Effect of the training intervention on Kaposi sarcoma (KS) diagnosis rate. The proportion of all weekly HIV clinic visits that were patients with a suspected KS diagnosis is shown for the duration of the study period for each site. Vertical dashed lines indicate the time that the training intervention was introduced. Sites are grouped by urban (left panel) and rural locations (right panel). The tick mark rug indicates study enrolment times for confirmed KS cases (black tick marks) and participants initially identified as having KS but later determined to not have KS by expert opinion (grey tick marks).

Figure 3

Diagram for identification of Kaposi sarcoma (KS) cases. A total of 1102 suspected cases of KS were evaluated during the combined pre‐intervention and intervention periods: 358 were determined to not be KS by expert opinion. Of the 744 confirmed KS cases, in 224 cases, the diagnosis of KS was made prior to study week 0. Of the 520 confirmed KS cases diagnosed after week 0, 74 were diagnosed during the pre‐intervention period and 446 during the intervention period.

Figure 4

Kaposi sarcoma (KS) diagnoses relative to the time of implementation of the intervention for each clinic. Time of diagnosis is shown for the 520 new confirmed KS cases relative to the time of the intervention at each site (vertical shaded line). Filled circles are ACTG stage T0 KS; empty circles are ACTG stage T1. The proportion of T0 diagnosis in each period is shown.

Figure 5

Adjusted Cox proportional hazards model of survival.

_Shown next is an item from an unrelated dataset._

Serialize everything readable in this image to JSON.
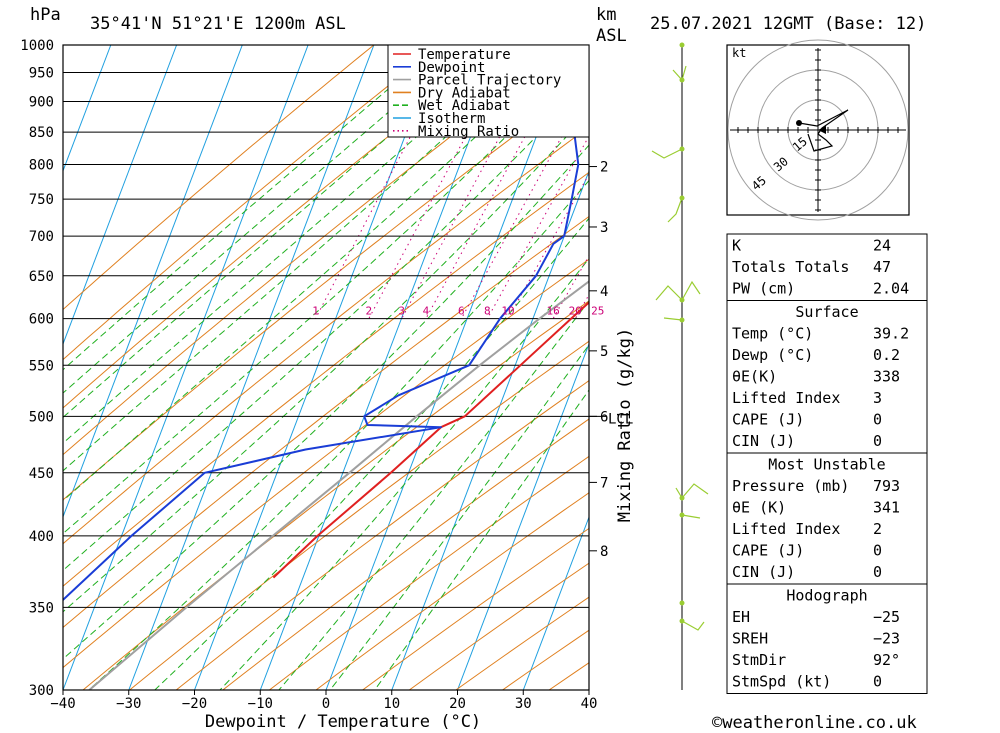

Adjusted Cox proportional hazards model of survival of new (incident) Kaposi sarcoma (KS) cases by pre‐ and post‐intervention status (denoted by line width) with stratification by enrolment at a rural (vs. urban) clinic and tuberculosis status (denoted by colour). Adjustment covariates age, sex and time since HIV diagnosis were set to median values (age = 37 years, sex = male, time from HIV to KS = 0.92 years) with separate graphs for T0 and T1 status. Only the 520 confirmed incident (newly diagnosed) KS cases were included in the analysis. Censoring occurred at the maximum clinic visit.